The difference at first may not be obvious, but it’s considerable. Here’s how we approached this catalog.
1. We dipped into the psychographics of our audience, which primarily consists of women who care deeply about the ambiance of their homes. They’re willing to spend a good amount of time and money to make sure theirs is a home they can be proud of.
2. We actually verbalized that wish back to them.
3. The last paragraph is about “them,” while the first example is about “us.”
Us vs. Them?
While customers may be looking in your catalog to find solutions to problems (be it finding a new travel dress, the right computer or the best window treatments), make no mistake about it, they’re always more interested in themselves than you. In fact, if you don’t immediately tell them in a meaningful way that you have a viable solution for them to consider, they’re not going to spend another minute with your catalog or Web site.

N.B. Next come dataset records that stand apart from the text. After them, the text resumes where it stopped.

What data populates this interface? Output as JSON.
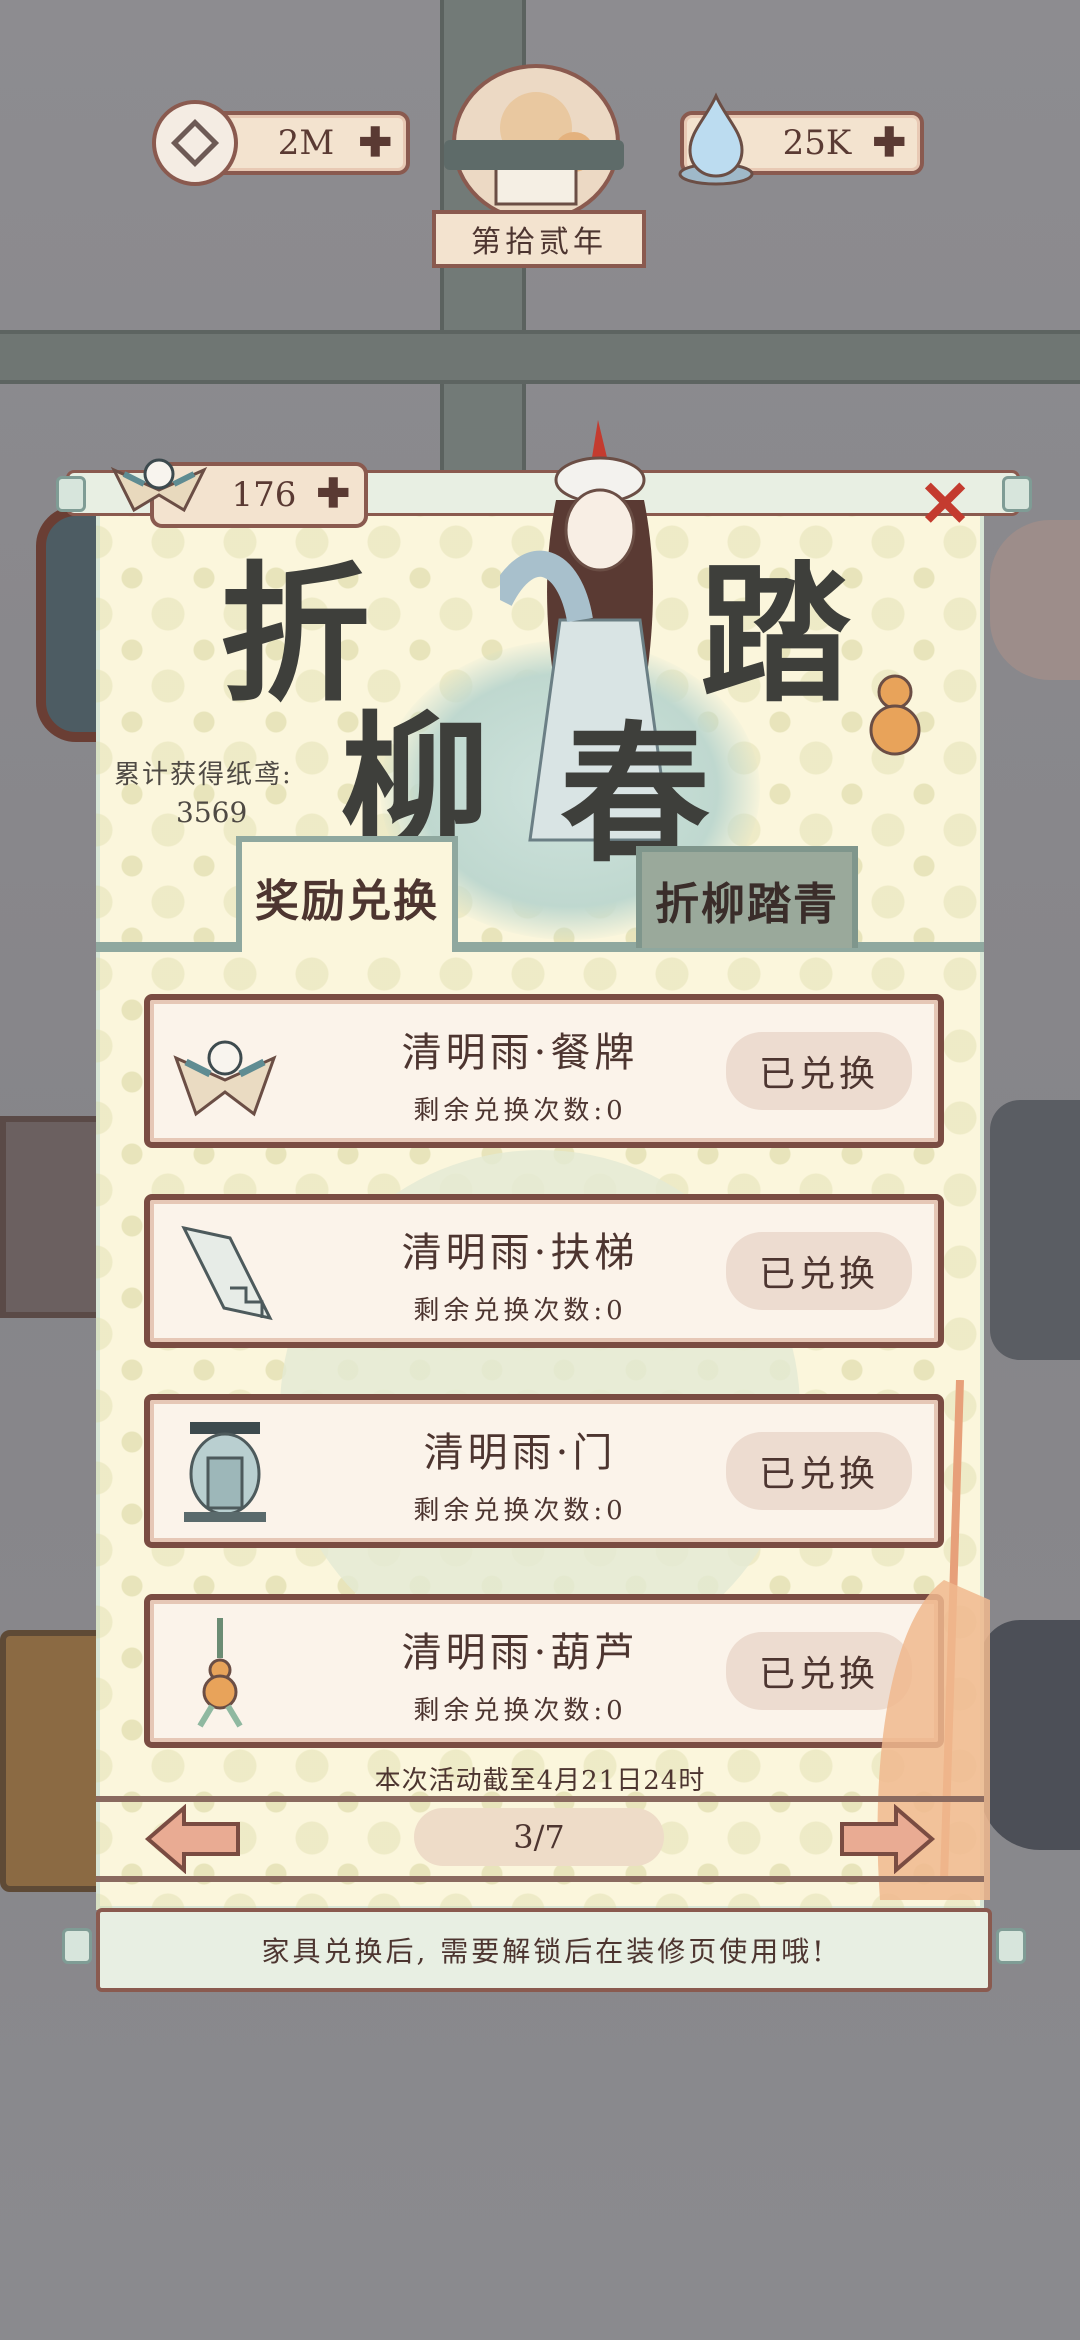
{
  "resources": {
    "coins": "2M",
    "water": "25K",
    "year": "第拾贰年"
  },
  "event": {
    "kite_count": "176",
    "title_chars": [
      "折",
      "柳",
      "踏",
      "春"
    ],
    "total_label": "累计获得纸鸢:",
    "total_value": "3569"
  },
  "tabs": {
    "active": "奖励兑换",
    "inactive": "折柳踏青"
  },
  "rewards": [
    {
      "name": "清明雨·餐牌",
      "remaining": "剩余兑换次数:0",
      "button": "已兑换",
      "icon": "kite-icon"
    },
    {
      "name": "清明雨·扶梯",
      "remaining": "剩余兑换次数:0",
      "button": "已兑换",
      "icon": "ladder-icon"
    },
    {
      "name": "清明雨·门",
      "remaining": "剩余兑换次数:0",
      "button": "已兑换",
      "icon": "door-icon"
    },
    {
      "name": "清明雨·葫芦",
      "remaining": "剩余兑换次数:0",
      "button": "已兑换",
      "icon": "gourd-icon"
    }
  ],
  "deadline": "本次活动截至4月21日24时",
  "pagination": "3/7",
  "tip": "家具兑换后, 需要解锁后在装修页使用哦!",
  "colors": {
    "panel": "#fbf6dc",
    "frame": "#7a4c42",
    "close": "#c43b2f",
    "tab_accent": "#8fa89f"
  }
}
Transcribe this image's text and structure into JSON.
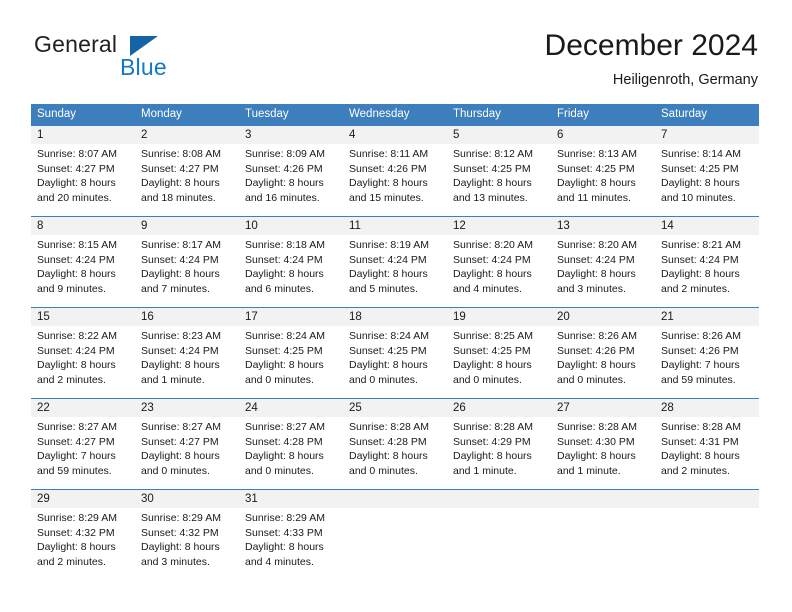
{
  "brand": {
    "name_part1": "General",
    "name_part2": "Blue",
    "triangle_color": "#1464a5",
    "blue_color": "#1479c4"
  },
  "header": {
    "title": "December 2024",
    "subtitle": "Heiligenroth, Germany"
  },
  "theme": {
    "header_bar": "#3d7ebd",
    "daynum_band": "#f2f2f2",
    "text": "#1a1a1a"
  },
  "weekday_headers": [
    "Sunday",
    "Monday",
    "Tuesday",
    "Wednesday",
    "Thursday",
    "Friday",
    "Saturday"
  ],
  "weeks": [
    {
      "days": [
        {
          "num": "1",
          "l1": "Sunrise: 8:07 AM",
          "l2": "Sunset: 4:27 PM",
          "l3": "Daylight: 8 hours",
          "l4": "and 20 minutes."
        },
        {
          "num": "2",
          "l1": "Sunrise: 8:08 AM",
          "l2": "Sunset: 4:27 PM",
          "l3": "Daylight: 8 hours",
          "l4": "and 18 minutes."
        },
        {
          "num": "3",
          "l1": "Sunrise: 8:09 AM",
          "l2": "Sunset: 4:26 PM",
          "l3": "Daylight: 8 hours",
          "l4": "and 16 minutes."
        },
        {
          "num": "4",
          "l1": "Sunrise: 8:11 AM",
          "l2": "Sunset: 4:26 PM",
          "l3": "Daylight: 8 hours",
          "l4": "and 15 minutes."
        },
        {
          "num": "5",
          "l1": "Sunrise: 8:12 AM",
          "l2": "Sunset: 4:25 PM",
          "l3": "Daylight: 8 hours",
          "l4": "and 13 minutes."
        },
        {
          "num": "6",
          "l1": "Sunrise: 8:13 AM",
          "l2": "Sunset: 4:25 PM",
          "l3": "Daylight: 8 hours",
          "l4": "and 11 minutes."
        },
        {
          "num": "7",
          "l1": "Sunrise: 8:14 AM",
          "l2": "Sunset: 4:25 PM",
          "l3": "Daylight: 8 hours",
          "l4": "and 10 minutes."
        }
      ]
    },
    {
      "days": [
        {
          "num": "8",
          "l1": "Sunrise: 8:15 AM",
          "l2": "Sunset: 4:24 PM",
          "l3": "Daylight: 8 hours",
          "l4": "and 9 minutes."
        },
        {
          "num": "9",
          "l1": "Sunrise: 8:17 AM",
          "l2": "Sunset: 4:24 PM",
          "l3": "Daylight: 8 hours",
          "l4": "and 7 minutes."
        },
        {
          "num": "10",
          "l1": "Sunrise: 8:18 AM",
          "l2": "Sunset: 4:24 PM",
          "l3": "Daylight: 8 hours",
          "l4": "and 6 minutes."
        },
        {
          "num": "11",
          "l1": "Sunrise: 8:19 AM",
          "l2": "Sunset: 4:24 PM",
          "l3": "Daylight: 8 hours",
          "l4": "and 5 minutes."
        },
        {
          "num": "12",
          "l1": "Sunrise: 8:20 AM",
          "l2": "Sunset: 4:24 PM",
          "l3": "Daylight: 8 hours",
          "l4": "and 4 minutes."
        },
        {
          "num": "13",
          "l1": "Sunrise: 8:20 AM",
          "l2": "Sunset: 4:24 PM",
          "l3": "Daylight: 8 hours",
          "l4": "and 3 minutes."
        },
        {
          "num": "14",
          "l1": "Sunrise: 8:21 AM",
          "l2": "Sunset: 4:24 PM",
          "l3": "Daylight: 8 hours",
          "l4": "and 2 minutes."
        }
      ]
    },
    {
      "days": [
        {
          "num": "15",
          "l1": "Sunrise: 8:22 AM",
          "l2": "Sunset: 4:24 PM",
          "l3": "Daylight: 8 hours",
          "l4": "and 2 minutes."
        },
        {
          "num": "16",
          "l1": "Sunrise: 8:23 AM",
          "l2": "Sunset: 4:24 PM",
          "l3": "Daylight: 8 hours",
          "l4": "and 1 minute."
        },
        {
          "num": "17",
          "l1": "Sunrise: 8:24 AM",
          "l2": "Sunset: 4:25 PM",
          "l3": "Daylight: 8 hours",
          "l4": "and 0 minutes."
        },
        {
          "num": "18",
          "l1": "Sunrise: 8:24 AM",
          "l2": "Sunset: 4:25 PM",
          "l3": "Daylight: 8 hours",
          "l4": "and 0 minutes."
        },
        {
          "num": "19",
          "l1": "Sunrise: 8:25 AM",
          "l2": "Sunset: 4:25 PM",
          "l3": "Daylight: 8 hours",
          "l4": "and 0 minutes."
        },
        {
          "num": "20",
          "l1": "Sunrise: 8:26 AM",
          "l2": "Sunset: 4:26 PM",
          "l3": "Daylight: 8 hours",
          "l4": "and 0 minutes."
        },
        {
          "num": "21",
          "l1": "Sunrise: 8:26 AM",
          "l2": "Sunset: 4:26 PM",
          "l3": "Daylight: 7 hours",
          "l4": "and 59 minutes."
        }
      ]
    },
    {
      "days": [
        {
          "num": "22",
          "l1": "Sunrise: 8:27 AM",
          "l2": "Sunset: 4:27 PM",
          "l3": "Daylight: 7 hours",
          "l4": "and 59 minutes."
        },
        {
          "num": "23",
          "l1": "Sunrise: 8:27 AM",
          "l2": "Sunset: 4:27 PM",
          "l3": "Daylight: 8 hours",
          "l4": "and 0 minutes."
        },
        {
          "num": "24",
          "l1": "Sunrise: 8:27 AM",
          "l2": "Sunset: 4:28 PM",
          "l3": "Daylight: 8 hours",
          "l4": "and 0 minutes."
        },
        {
          "num": "25",
          "l1": "Sunrise: 8:28 AM",
          "l2": "Sunset: 4:28 PM",
          "l3": "Daylight: 8 hours",
          "l4": "and 0 minutes."
        },
        {
          "num": "26",
          "l1": "Sunrise: 8:28 AM",
          "l2": "Sunset: 4:29 PM",
          "l3": "Daylight: 8 hours",
          "l4": "and 1 minute."
        },
        {
          "num": "27",
          "l1": "Sunrise: 8:28 AM",
          "l2": "Sunset: 4:30 PM",
          "l3": "Daylight: 8 hours",
          "l4": "and 1 minute."
        },
        {
          "num": "28",
          "l1": "Sunrise: 8:28 AM",
          "l2": "Sunset: 4:31 PM",
          "l3": "Daylight: 8 hours",
          "l4": "and 2 minutes."
        }
      ]
    },
    {
      "days": [
        {
          "num": "29",
          "l1": "Sunrise: 8:29 AM",
          "l2": "Sunset: 4:32 PM",
          "l3": "Daylight: 8 hours",
          "l4": "and 2 minutes."
        },
        {
          "num": "30",
          "l1": "Sunrise: 8:29 AM",
          "l2": "Sunset: 4:32 PM",
          "l3": "Daylight: 8 hours",
          "l4": "and 3 minutes."
        },
        {
          "num": "31",
          "l1": "Sunrise: 8:29 AM",
          "l2": "Sunset: 4:33 PM",
          "l3": "Daylight: 8 hours",
          "l4": "and 4 minutes."
        },
        {
          "num": "",
          "l1": "",
          "l2": "",
          "l3": "",
          "l4": ""
        },
        {
          "num": "",
          "l1": "",
          "l2": "",
          "l3": "",
          "l4": ""
        },
        {
          "num": "",
          "l1": "",
          "l2": "",
          "l3": "",
          "l4": ""
        },
        {
          "num": "",
          "l1": "",
          "l2": "",
          "l3": "",
          "l4": ""
        }
      ]
    }
  ]
}
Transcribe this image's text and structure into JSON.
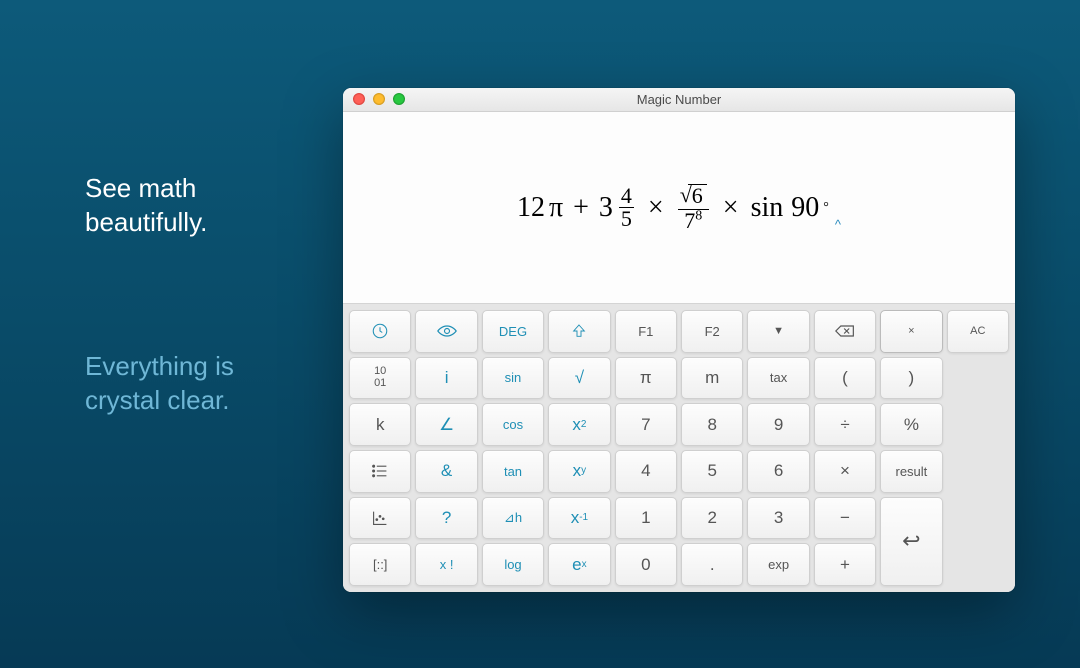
{
  "promo": {
    "line1a": "See math",
    "line1b": "beautifully.",
    "line2a": "Everything is",
    "line2b": "crystal clear."
  },
  "window": {
    "title": "Magic Number"
  },
  "expression": {
    "term1_coef": "12",
    "term1_pi": "π",
    "plus": "+",
    "term2_whole": "3",
    "term2_num": "4",
    "term2_den": "5",
    "times": "×",
    "term3_rad": "6",
    "term3_den_base": "7",
    "term3_den_exp": "8",
    "term4_func": "sin",
    "term4_arg": "90",
    "term4_deg": "°",
    "caret": "^"
  },
  "keys": {
    "r0": [
      "",
      "",
      "DEG",
      "",
      "F1",
      "F2",
      "▼",
      "",
      "×",
      "AC"
    ],
    "r1": [
      "10\n01",
      "i",
      "sin",
      "√",
      "π",
      "m",
      "tax",
      "(",
      ")"
    ],
    "r2": [
      "k",
      "∠",
      "cos",
      "x²",
      "7",
      "8",
      "9",
      "÷",
      "%"
    ],
    "r3": [
      "",
      "&",
      "tan",
      "xʸ",
      "4",
      "5",
      "6",
      "×",
      "result"
    ],
    "r4": [
      "",
      "?",
      "⊿h",
      "x⁻¹",
      "1",
      "2",
      "3",
      "−",
      "↩"
    ],
    "r5": [
      "[::]",
      "x !",
      "log",
      "eˣ",
      "0",
      ".",
      "exp",
      "+"
    ]
  },
  "icons": {
    "clock": "clock-icon",
    "eye": "eye-icon",
    "shift": "shift-icon",
    "delete": "delete-icon",
    "list": "list-icon",
    "chart": "chart-icon"
  }
}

Some catalogers worry they could be treating customers like they’re stupid when they display enthusiasm and direct customers to exact places in the catalog. But quite the contrary: Customers say they appreciate being treated like they’re important. If the copy is heartfelt and appropriate, it’ll show its sincerity and reflect how you feel about your customers.
Customers also appreciate being told where they can find a cover item or something new and interesting. Often this is the only reason why your customers will open your catalog, particularly if you have a steady product line that hasn’t wavered much over the years.